Встал, попробовал размяться, вытянув затекшие руки, но, уже вытягивая, коснулся осклизлой стены. Мерзость! Голова болела от холода. Кромешная тьма давила, особенно в пояснице. Скажите хоть, черт подери, день сей час или ночь! Прислушался. Чу! Где-то в углу жужжала муха. Прекрасно, звук жизни. Но откуда быть мухе, да еще зимой? Конечно, корма для нее тут круглый год вдосталь… Нет, и муха без света не может… Сорока! На крепостной стене? Сквозь все затворы и глыбы камня — голос солнечного утра. Спасибо, сорока. Самая французская птица, называл ее дядюшка Дюшон, домохозяин из Лонжюмо, и в подтверждение такой аттестации ссылался на любимого там писателя Жюля Ренара.
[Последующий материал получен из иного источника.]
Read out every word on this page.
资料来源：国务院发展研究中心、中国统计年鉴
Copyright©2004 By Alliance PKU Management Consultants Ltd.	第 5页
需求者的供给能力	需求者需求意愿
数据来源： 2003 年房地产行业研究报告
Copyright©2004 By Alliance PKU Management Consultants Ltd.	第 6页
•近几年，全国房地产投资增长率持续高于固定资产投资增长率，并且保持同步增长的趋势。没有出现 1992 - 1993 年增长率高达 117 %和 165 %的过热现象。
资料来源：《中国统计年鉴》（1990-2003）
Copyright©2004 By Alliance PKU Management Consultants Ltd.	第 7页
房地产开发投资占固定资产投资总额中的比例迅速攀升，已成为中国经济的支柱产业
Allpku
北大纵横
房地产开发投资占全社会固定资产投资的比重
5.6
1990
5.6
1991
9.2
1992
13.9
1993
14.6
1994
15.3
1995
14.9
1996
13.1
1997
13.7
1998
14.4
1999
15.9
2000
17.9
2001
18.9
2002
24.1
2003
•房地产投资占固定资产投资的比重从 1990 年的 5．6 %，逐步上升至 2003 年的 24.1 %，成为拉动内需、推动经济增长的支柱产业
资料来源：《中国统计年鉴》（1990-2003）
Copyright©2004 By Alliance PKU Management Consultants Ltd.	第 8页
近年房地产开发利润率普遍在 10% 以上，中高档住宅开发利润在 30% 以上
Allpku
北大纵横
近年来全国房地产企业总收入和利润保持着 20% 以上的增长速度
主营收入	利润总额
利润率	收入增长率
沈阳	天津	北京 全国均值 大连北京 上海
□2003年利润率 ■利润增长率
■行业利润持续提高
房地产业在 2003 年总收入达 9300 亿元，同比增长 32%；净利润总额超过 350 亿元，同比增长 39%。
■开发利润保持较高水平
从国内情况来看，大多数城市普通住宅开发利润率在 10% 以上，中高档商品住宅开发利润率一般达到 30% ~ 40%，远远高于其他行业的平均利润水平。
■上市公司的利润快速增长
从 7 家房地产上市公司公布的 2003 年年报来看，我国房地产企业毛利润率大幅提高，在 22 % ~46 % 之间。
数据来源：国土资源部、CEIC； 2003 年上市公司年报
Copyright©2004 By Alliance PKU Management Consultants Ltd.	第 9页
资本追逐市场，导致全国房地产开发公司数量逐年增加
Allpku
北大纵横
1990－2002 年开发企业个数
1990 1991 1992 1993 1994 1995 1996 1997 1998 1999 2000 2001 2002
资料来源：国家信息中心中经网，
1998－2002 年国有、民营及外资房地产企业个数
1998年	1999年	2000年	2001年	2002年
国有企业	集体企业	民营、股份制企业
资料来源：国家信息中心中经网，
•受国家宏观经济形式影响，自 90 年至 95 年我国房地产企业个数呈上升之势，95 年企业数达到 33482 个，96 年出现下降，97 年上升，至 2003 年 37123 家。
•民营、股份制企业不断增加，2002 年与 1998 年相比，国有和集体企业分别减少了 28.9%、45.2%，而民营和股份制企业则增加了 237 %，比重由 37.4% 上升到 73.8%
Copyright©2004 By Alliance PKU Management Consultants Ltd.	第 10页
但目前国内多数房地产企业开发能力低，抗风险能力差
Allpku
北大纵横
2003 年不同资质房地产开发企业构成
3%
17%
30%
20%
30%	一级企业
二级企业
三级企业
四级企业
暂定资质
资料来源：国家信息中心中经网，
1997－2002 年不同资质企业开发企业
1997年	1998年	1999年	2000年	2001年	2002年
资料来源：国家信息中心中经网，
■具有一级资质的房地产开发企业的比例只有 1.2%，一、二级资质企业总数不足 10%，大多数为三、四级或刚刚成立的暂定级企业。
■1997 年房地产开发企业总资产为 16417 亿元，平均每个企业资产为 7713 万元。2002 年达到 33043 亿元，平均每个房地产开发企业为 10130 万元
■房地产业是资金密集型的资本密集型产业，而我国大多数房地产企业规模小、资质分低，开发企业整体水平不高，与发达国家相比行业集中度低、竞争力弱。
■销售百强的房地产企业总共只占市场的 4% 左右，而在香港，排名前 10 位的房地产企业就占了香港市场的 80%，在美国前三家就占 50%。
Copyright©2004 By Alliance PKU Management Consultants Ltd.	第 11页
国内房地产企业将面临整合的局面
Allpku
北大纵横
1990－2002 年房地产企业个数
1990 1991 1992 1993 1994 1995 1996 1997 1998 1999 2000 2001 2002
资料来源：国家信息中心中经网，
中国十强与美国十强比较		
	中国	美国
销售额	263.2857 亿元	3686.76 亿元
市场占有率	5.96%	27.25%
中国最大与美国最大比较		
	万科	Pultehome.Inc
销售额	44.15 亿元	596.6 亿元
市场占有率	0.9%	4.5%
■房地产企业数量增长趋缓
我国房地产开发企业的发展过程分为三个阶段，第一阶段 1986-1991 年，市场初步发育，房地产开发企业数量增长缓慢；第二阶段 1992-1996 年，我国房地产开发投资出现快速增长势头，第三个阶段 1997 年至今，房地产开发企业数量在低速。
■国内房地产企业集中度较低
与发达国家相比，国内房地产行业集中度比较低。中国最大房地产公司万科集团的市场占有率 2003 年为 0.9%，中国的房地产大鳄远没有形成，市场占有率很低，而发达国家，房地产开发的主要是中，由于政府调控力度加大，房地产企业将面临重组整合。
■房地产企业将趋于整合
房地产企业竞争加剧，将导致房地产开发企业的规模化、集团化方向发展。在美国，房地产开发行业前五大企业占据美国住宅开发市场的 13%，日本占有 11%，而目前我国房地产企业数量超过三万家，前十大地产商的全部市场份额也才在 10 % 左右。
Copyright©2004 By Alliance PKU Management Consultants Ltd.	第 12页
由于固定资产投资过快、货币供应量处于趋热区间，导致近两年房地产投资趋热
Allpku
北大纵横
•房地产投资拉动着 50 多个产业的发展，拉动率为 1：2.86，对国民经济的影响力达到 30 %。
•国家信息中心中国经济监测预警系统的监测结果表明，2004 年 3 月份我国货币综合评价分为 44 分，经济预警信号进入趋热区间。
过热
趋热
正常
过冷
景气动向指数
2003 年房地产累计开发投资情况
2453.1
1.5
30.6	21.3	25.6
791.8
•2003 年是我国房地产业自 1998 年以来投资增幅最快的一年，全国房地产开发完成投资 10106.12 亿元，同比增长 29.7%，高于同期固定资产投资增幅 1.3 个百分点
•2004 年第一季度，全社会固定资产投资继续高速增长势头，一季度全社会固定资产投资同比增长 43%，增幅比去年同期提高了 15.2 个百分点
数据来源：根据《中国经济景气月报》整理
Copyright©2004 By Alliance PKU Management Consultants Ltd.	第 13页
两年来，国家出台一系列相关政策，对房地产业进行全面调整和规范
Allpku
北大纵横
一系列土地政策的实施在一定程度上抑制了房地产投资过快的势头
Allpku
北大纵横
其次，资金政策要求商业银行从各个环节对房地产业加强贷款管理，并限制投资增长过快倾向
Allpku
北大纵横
Лонжюмо… Ленин в Париже, а я вот… Не надо роптать. Ленина карцерами не удивишь. Четырнадцать месяцев просидел в одиночке питерской предварилки — той самой. А как просидел! Легенды ходят в партии. Жандармы надрывались, таская к нему книги. Тюрьму превратил в университет — не только для себя, от товарищей по тюремному телеграфу требовал: «День, потерянным для работы, не возвратится…» Работать надо, а ты тут прохлаждаешься, товарищ Серго! Смертником себя счел. Э-эх! Позор.
«Миг прилива»! Хм. В каменной могиле, с кандалами на ногах… И все-таки! Что бы ни было, кричи громко, шагай прямо. «Мало толку, если горе несчастливого снедает… Смелость, счастье и победа — вот что смертным подобает!..»
Несмотря ни на какие препятствия, я буду идти к цели. Наш Энгельс думает и чувствует, как мы: «В тот момент, когда я окажусь не в состоянии бороться, пусть дано мне будет умереть».